Economic development
For the director of programs for the Middle East and North Africa of the NGO Crisis Group, Joost Hiltermann, in reality “the main impetus for normalization between Saudi Arabia and Israel had come from Israel and the United States,” not from the Saudis themselves, who “were only trying to negotiate a pact, which we do not know would have been concluded,” he explains by telephone from Brussels. Riyadh had made its signature conditional on obtaining a guarantee of U.S. military protection and the green light for a civilian nuclear energy program with Washington’s support.
That agreement also had a strategic objective. Hiltermann argues that Riyadh aspired to move toward “a stable region to grow economically.
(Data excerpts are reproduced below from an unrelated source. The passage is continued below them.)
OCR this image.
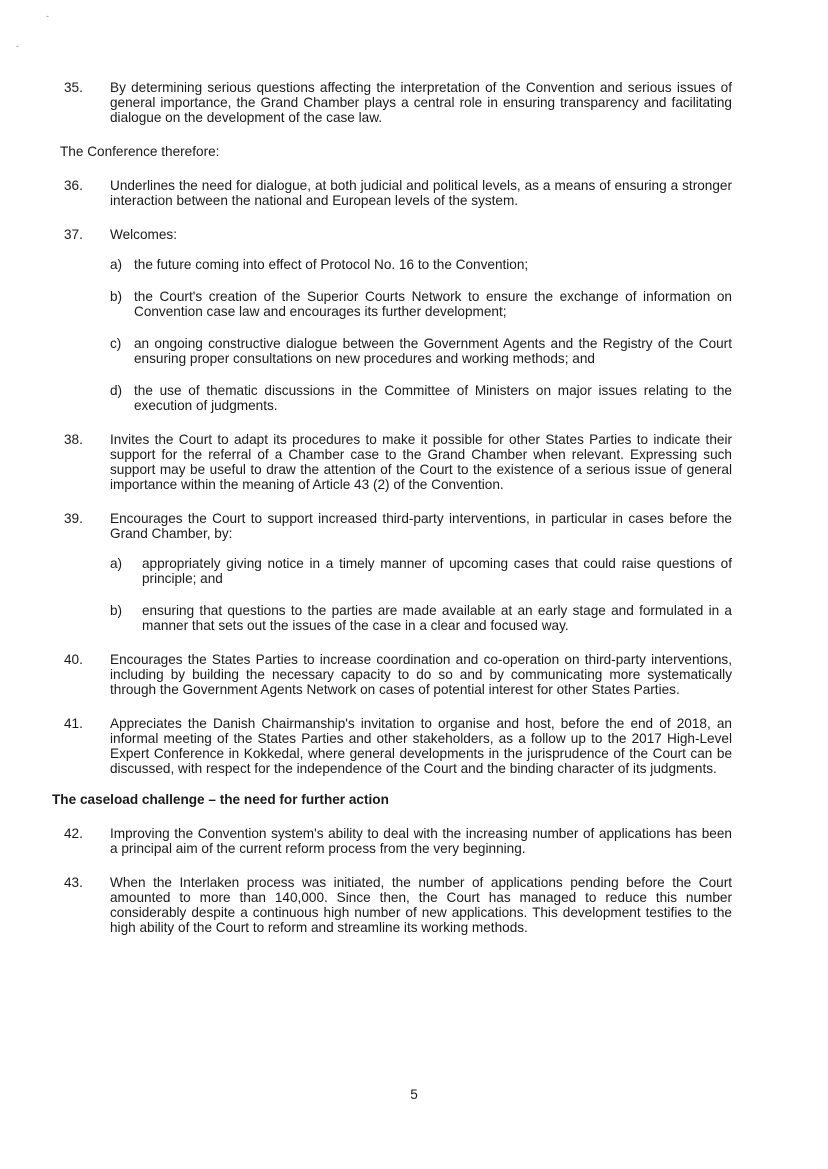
-
-
35. By determining serious questions affecting the interpretation of the Convention and serious issues of general importance, the Grand Chamber plays a central role in ensuring transparency and facilitating dialogue on the development of the case law.
The Conference therefore:
36. Underlines the need for dialogue, at both judicial and political levels, as a means of ensuring a stronger interaction between the national and European levels of the system.
37. Welcomes:
a) the future coming into effect of Protocol No. 16 to the Convention;
b) the Court's creation of the Superior Courts Network to ensure the exchange of information on Convention case law and encourages its further development;
c) an ongoing constructive dialogue between the Government Agents and the Registry of the Court ensuring proper consultations on new procedures and working methods; and
d) the use of thematic discussions in the Committee of Ministers on major issues relating to the execution of judgments.
38. Invites the Court to adapt its procedures to make it possible for other States Parties to indicate their support for the referral of a Chamber case to the Grand Chamber when relevant. Expressing such support may be useful to draw the attention of the Court to the existence of a serious issue of general importance within the meaning of Article 43 (2) of the Convention.
39. Encourages the Court to support increased third-party interventions, in particular in cases before the Grand Chamber, by:
a) appropriately giving notice in a timely manner of upcoming cases that could raise questions of principle; and
b) ensuring that questions to the parties are made available at an early stage and formulated in a manner that sets out the issues of the case in a clear and focused way.
40. Encourages the States Parties to increase coordination and co-operation on third-party interventions, including by building the necessary capacity to do so and by communicating more systematically through the Government Agents Network on cases of potential interest for other States Parties.
41. Appreciates the Danish Chairmanship's invitation to organise and host, before the end of 2018, an informal meeting of the States Parties and other stakeholders, as a follow up to the 2017 High-Level Expert Conference in Kokkedal, where general developments in the jurisprudence of the Court can be discussed, with respect for the independence of the Court and the binding character of its judgments.
The caseload challenge – the need for further action
42. Improving the Convention system's ability to deal with the increasing number of applications has been a principal aim of the current reform process from the very beginning.
43. When the Interlaken process was initiated, the number of applications pending before the Court amounted to more than 140,000. Since then, the Court has managed to reduce this number considerably despite a continuous high number of new applications. This development testifies to the high ability of the Court to reform and streamline its working methods.
5
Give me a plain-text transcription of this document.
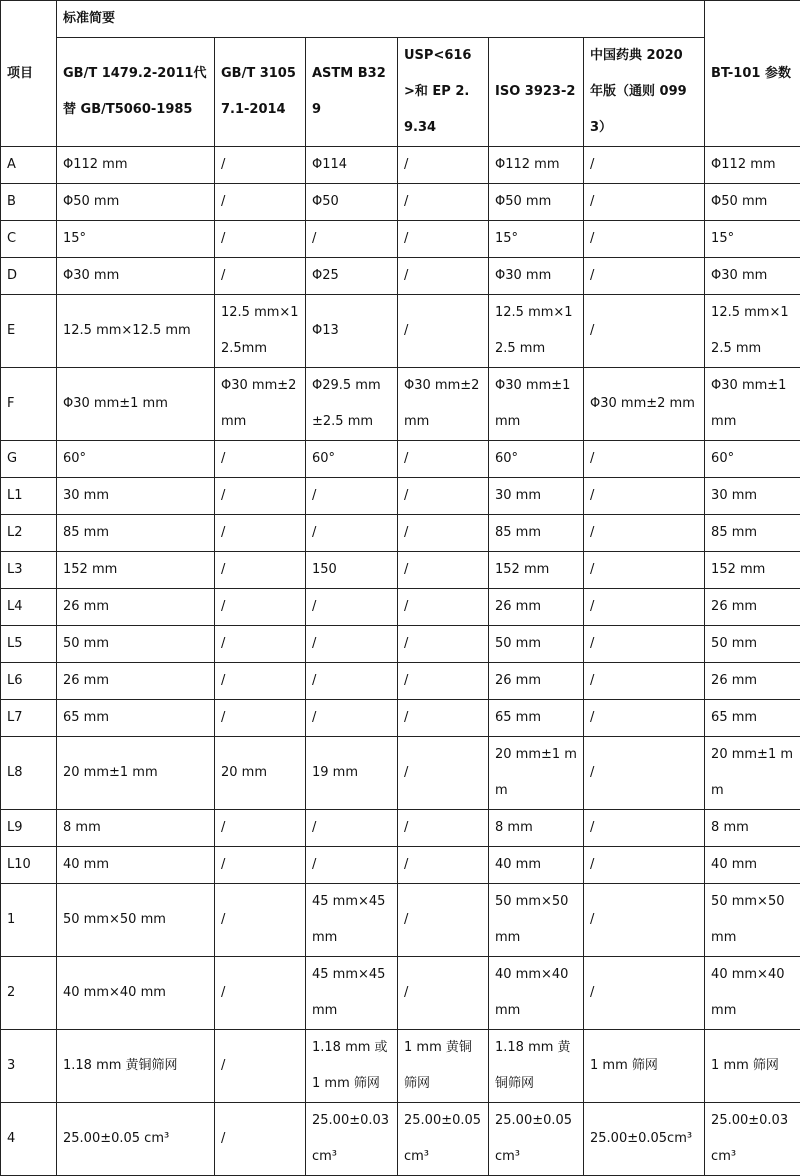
项目	标准简要						BT-101 参数
	GB/T 1479.2-2011代替 GB/T5060-1985	GB/T 3105 7.1-2014	ASTM B329	USP<616>和 EP 2.9.34	ISO 3923-2	中国药典 2020 年版（通则 0993）	
A	Φ112 mm	/	Φ114	/	Φ112 mm	/	Φ112 mm
B	Φ50 mm	/	Φ50	/	Φ50 mm	/	Φ50 mm
C	15°	/	/	/	15°	/	15°
D	Φ30 mm	/	Φ25	/	Φ30 mm	/	Φ30 mm
E	12.5 mm×12.5 mm	12.5 mm×12.5mm	Φ13	/	12.5 mm×12.5 mm	/	12.5 mm×12.5 mm
F	Φ30 mm±1 mm	Φ30 mm±2 mm	Φ29.5 mm±2.5 mm	Φ30 mm±2 mm	Φ30 mm±1 mm	Φ30 mm±2 mm	Φ30 mm±1 mm
G	60°	/	60°	/	60°	/	60°
L1	30 mm	/	/	/	30 mm	/	30 mm
L2	85 mm	/	/	/	85 mm	/	85 mm
L3	152 mm	/	150	/	152 mm	/	152 mm
L4	26 mm	/	/	/	26 mm	/	26 mm
L5	50 mm	/	/	/	50 mm	/	50 mm
L6	26 mm	/	/	/	26 mm	/	26 mm
L7	65 mm	/	/	/	65 mm	/	65 mm
L8	20 mm±1 mm	20 mm	19 mm	/	20 mm±1 mm	/	20 mm±1 mm
L9	8 mm	/	/	/	8 mm	/	8 mm
L10	40 mm	/	/	/	40 mm	/	40 mm
1	50 mm×50 mm	/	45 mm×45 mm	/	50 mm×50 mm	/	50 mm×50 mm
2	40 mm×40 mm	/	45 mm×45 mm	/	40 mm×40 mm	/	40 mm×40 mm
3	1.18 mm 黄铜筛网	/	1.18 mm 或 1 mm 筛网	1 mm 黄铜筛网	1.18 mm 黄铜筛网	1 mm 筛网	1 mm 筛网
4	25.00±0.05 cm³	/	25.00±0.03 cm³	25.00±0.05cm³	25.00±0.05 cm³	25.00±0.05cm³	25.00±0.03 cm³
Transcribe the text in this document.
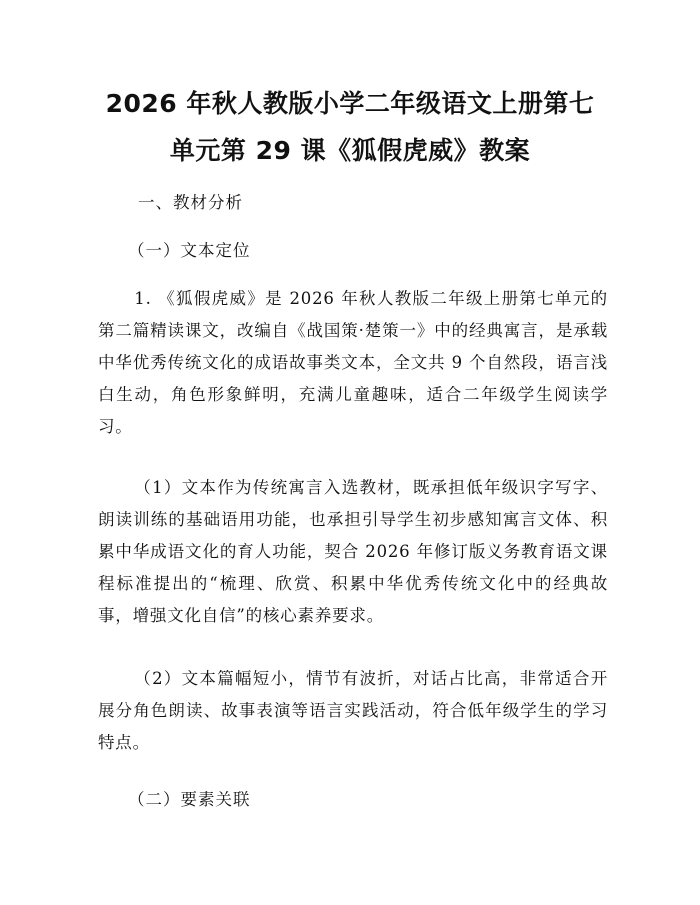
2026 年秋人教版小学二年级语文上册第七单元第 29 课《狐假虎威》教案

一、教材分析

（一）文本定位

1. 《狐假虎威》是 2026 年秋人教版二年级上册第七单元的第二篇精读课文，改编自《战国策·楚策一》中的经典寓言，是承载中华优秀传统文化的成语故事类文本，全文共 9 个自然段，语言浅白生动，角色形象鲜明，充满儿童趣味，适合二年级学生阅读学习。

（1）文本作为传统寓言入选教材，既承担低年级识字写字、朗读训练的基础语用功能，也承担引导学生初步感知寓言文体、积累中华成语文化的育人功能，契合 2026 年修订版义务教育语文课程标准提出的“梳理、欣赏、积累中华优秀传统文化中的经典故事，增强文化自信”的核心素养要求。

（2）文本篇幅短小，情节有波折，对话占比高，非常适合开展分角色朗读、故事表演等语言实践活动，符合低年级学生的学习特点。

（二）要素关联
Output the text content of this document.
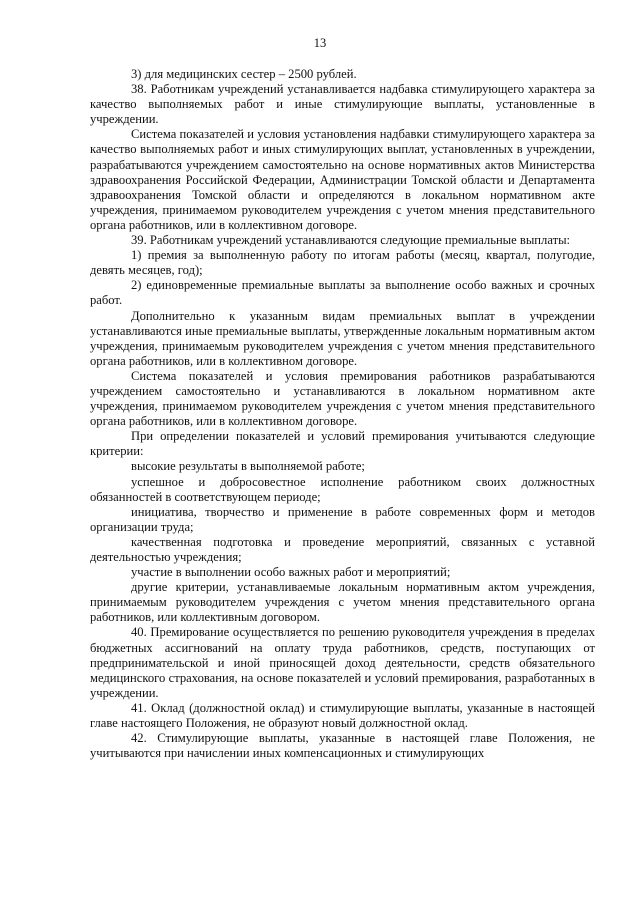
13

3) для медицинских сестер – 2500 рублей.

38. Работникам учреждений устанавливается надбавка стимулирующего характера за качество выполняемых работ и иные стимулирующие выплаты, установленные в учреждении.

Система показателей и условия установления надбавки стимулирующего характера за качество выполняемых работ и иных стимулирующих выплат, установленных в учреждении, разрабатываются учреждением самостоятельно на основе нормативных актов Министерства здравоохранения Российской Федерации, Администрации Томской области и Департамента здравоохранения Томской области и определяются в локальном нормативном акте учреждения, принимаемом руководителем учреждения с учетом мнения представительного органа работников, или в коллективном договоре.

39. Работникам учреждений устанавливаются следующие премиальные выплаты:

1) премия за выполненную работу по итогам работы (месяц, квартал, полугодие, девять месяцев, год);

2) единовременные премиальные выплаты за выполнение особо важных и срочных работ.

Дополнительно к указанным видам премиальных выплат в учреждении устанавливаются иные премиальные выплаты, утвержденные локальным нормативным актом учреждения, принимаемым руководителем учреждения с учетом мнения представительного органа работников, или в коллективном договоре.

Система показателей и условия премирования работников разрабатываются учреждением самостоятельно и устанавливаются в локальном нормативном акте учреждения, принимаемом руководителем учреждения с учетом мнения представительного органа работников, или в коллективном договоре.

При определении показателей и условий премирования учитываются следующие критерии:

высокие результаты в выполняемой работе;

успешное и добросовестное исполнение работником своих должностных обязанностей в соответствующем периоде;

инициатива, творчество и применение в работе современных форм и методов организации труда;

качественная подготовка и проведение мероприятий, связанных с уставной деятельностью учреждения;

участие в выполнении особо важных работ и мероприятий;

другие критерии, устанавливаемые локальным нормативным актом учреждения, принимаемым руководителем учреждения с учетом мнения представительного органа работников, или коллективным договором.

40. Премирование осуществляется по решению руководителя учреждения в пределах бюджетных ассигнований на оплату труда работников, средств, поступающих от предпринимательской и иной приносящей доход деятельности, средств обязательного медицинского страхования, на основе показателей и условий премирования, разработанных в учреждении.

41. Оклад (должностной оклад) и стимулирующие выплаты, указанные в настоящей главе настоящего Положения, не образуют новый должностной оклад.

42. Стимулирующие выплаты, указанные в настоящей главе Положения, не учитываются при начислении иных компенсационных и стимулирующих
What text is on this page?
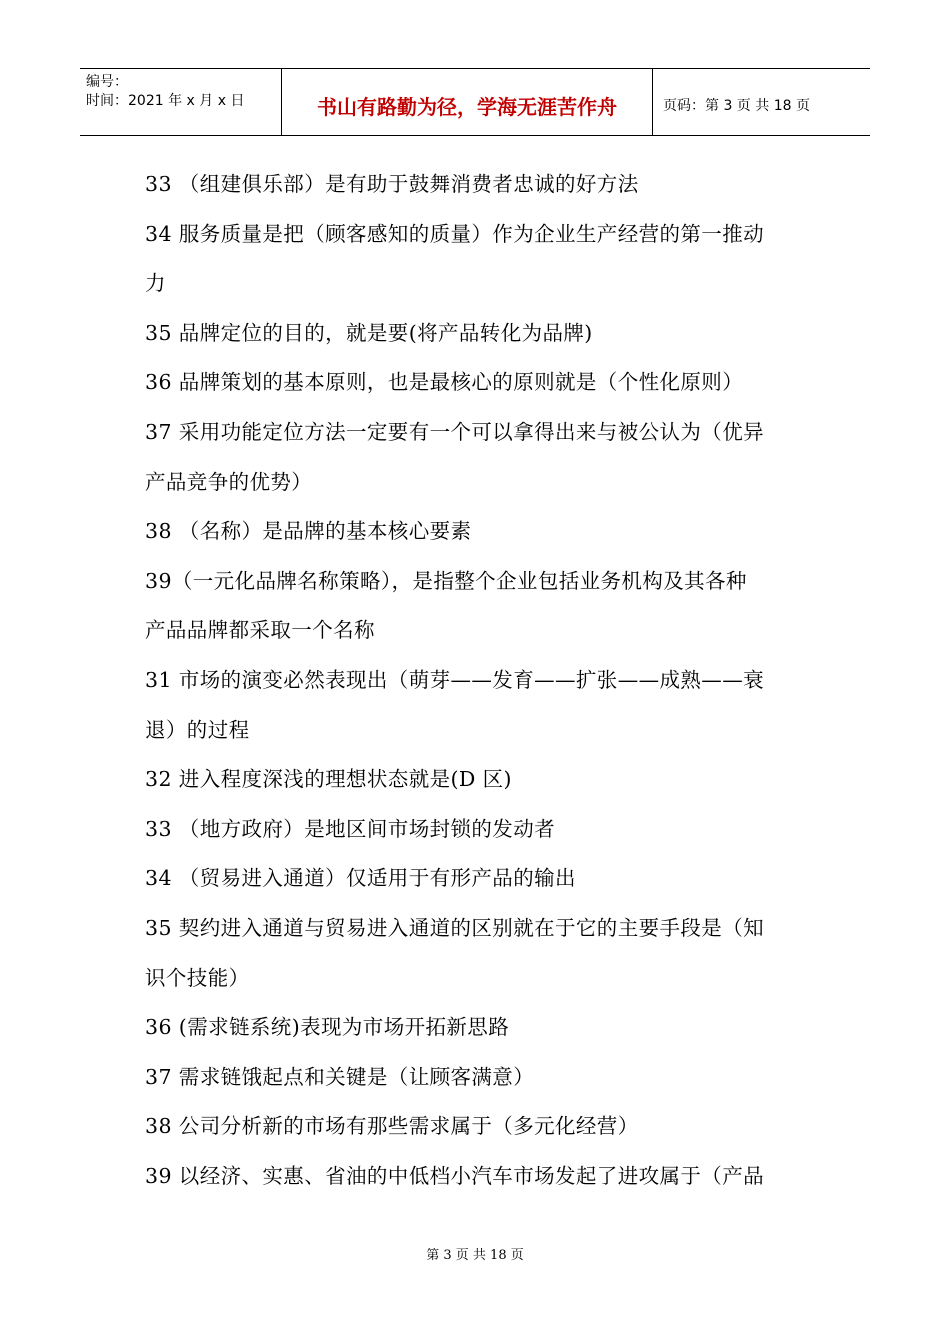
编号：
时间：2021 年 x 月 x 日	书山有路勤为径，学海无涯苦作舟	页码：第 3 页 共 18 页
33 （组建俱乐部）是有助于鼓舞消费者忠诚的好方法
34 服务质量是把（顾客感知的质量）作为企业生产经营的第一推动
力
35 品牌定位的目的，就是要(将产品转化为品牌)
36 品牌策划的基本原则，也是最核心的原则就是（个性化原则）
37 采用功能定位方法一定要有一个可以拿得出来与被公认为（优异
产品竞争的优势）
38 （名称）是品牌的基本核心要素
39（一元化品牌名称策略），是指整个企业包括业务机构及其各种
产品品牌都采取一个名称
31 市场的演变必然表现出（萌芽——发育——扩张——成熟——衰
退）的过程
32 进入程度深浅的理想状态就是(D 区)
33 （地方政府）是地区间市场封锁的发动者
34 （贸易进入通道）仅适用于有形产品的输出
35 契约进入通道与贸易进入通道的区别就在于它的主要手段是（知
识个技能）
36 (需求链系统)表现为市场开拓新思路
37 需求链饿起点和关键是（让顾客满意）
38 公司分析新的市场有那些需求属于（多元化经营）
39 以经济、实惠、省油的中低档小汽车市场发起了进攻属于（产品
第 3 页 共 18 页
And for that, some kind of engagement with both Iran and Israel was important to them.” In 2016, the crown prince presented his flagship project: the Vision 2030 Agenda, a roadmap to end oil dependence, which involves diversifying the country’s economy, attracting investment and developing sectors such as tourism, for example by hosting major sporting events, and the entertainment industry. This liberalization, lacking political transparency, was not in keeping with a head-on confrontation with a country as close to and protected by Washington as Israel.
Israel’s war against Hamas has significantly complicated these Saudi development plans, argues Ulrichsen, who says their realization will be much more difficult if Riyadh is “caught in the crossfire of another regional war.”
Saudi Arabia is particularly concerned about the risk of escalation with Iran over the Gaza conflict. The Arab kingdom re-established relations with Tehran in March, within the same logic of regional appeasement that led it to dialogue with Israel. Iran finances both Hamas and its Lebanese ally, the Shiite Hezbollah militia, and the Houthi rebels, with whom Saudi Arabia is trying to forge a definitive peace agreement that will enable it to end its costly involvement in the war in Yemen. On October 12, Mohammed bin Salman telephoned Iranian President Ebrahim Raisi to reaffirm “his unwavering commitment to the Palestinian cause.” If the now-frozen talks with Israel are resumed in the future, which experts consulted by this newspaper see as likely, Riyadh will probably demand “more concessions for the Palestinians” than initially envisaged, Ulrichsen stresses.